Okowa’s opposition, thinly veiled under the guise of geopolitical loyalty to the South-South, is neither principled nor patriotic. It is a self-serving attempt to retain control over a people he no longer governs, and whose political aspirations he now seeks to stifle.
If Okowa is truly in support of Anioma State, as he claims, why oppose its logical alignment with the Southeast—a region to which Anioma belongs by every historical, linguistic, and ethnic marker?
The truth is that Okowa’s objection is not rooted in federal logic or concern for national cohesion. It is about power.
If Anioma becomes the sixth state in the Southeast, the Delta political empire Okowa built will shrink overnight. His influence, once unassailable in Delta North, would be rendered peripheral.
In essence, it is not the map he wants to preserve; it is his dominion. And in seeking to preserve that power, he now aligns— whether knowingly or not—with those forces that have historically denied Ndigbo equal representation at the national table.
Already a whooping number of 91 Senators have endorsed Anioma state. But Senator Nwoko has chosen to walk a different path. Against orchestrated blackmail, institutional sabotage, and even outright threats, he continues to push forward the bill for Anioma State. And he does so with the full armour of a statesman.
As a sitting senator, Nwoko has shown legislative output that is among the highest in the 10th Senate—sponsoring 31 bills and over 20 motions within just two years.
These bills are not symbolic tokens; they address national priorities such as economic sovereignty, digital accountability, social security, defence decentralization, and electoral reform.
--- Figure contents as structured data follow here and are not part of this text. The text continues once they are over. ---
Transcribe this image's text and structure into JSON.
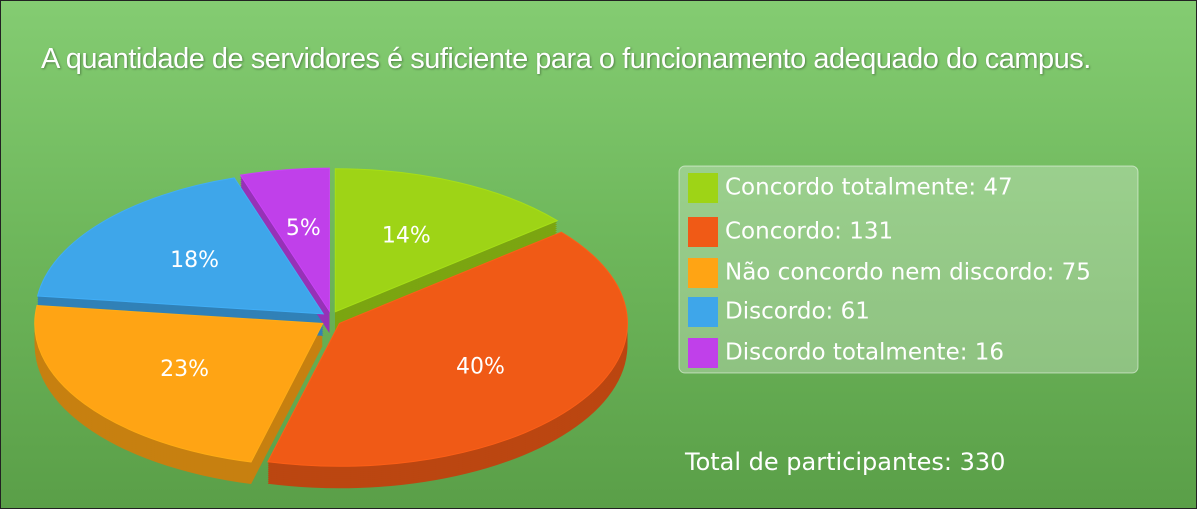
{
  "chart_data": {
    "type": "pie",
    "title": "A quantidade de servidores é suficiente para o funcionamento adequado do campus.",
    "categories": [
      "Concordo totalmente: 47",
      "Concordo: 131",
      "Não concordo nem discordo: 75",
      "Discordo: 61",
      "Discordo totalmente: 16"
    ],
    "values": [
      14,
      40,
      23,
      18,
      5
    ],
    "value_labels": [
      "14%",
      "40%",
      "23%",
      "18%",
      "5%"
    ],
    "colors": [
      "#9ed416",
      "#f05a16",
      "#ffa414",
      "#3ea6ea",
      "#c040ea"
    ],
    "legend": "right",
    "annotation": "Total de participantes: 330"
  }
}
Among his most significant proposals are the Diaspora Voting Bill, which seeks to enfranchise millions of Nigerians abroad; the Nigerian Social Security Agency Bill, which offers a structured response to poverty and unemployment; the Central Bank Act Amendment, which prohibits local trans- actions in foreign currency to preserve the naira; and the Nigerian Defence Academy Bill, which proposes a new NDA campus in Kwale to promote regional inclusion in military training. These are not the acts of a man seeking a provincial kingdom. These are the pursuits of a man driven by a national conscience.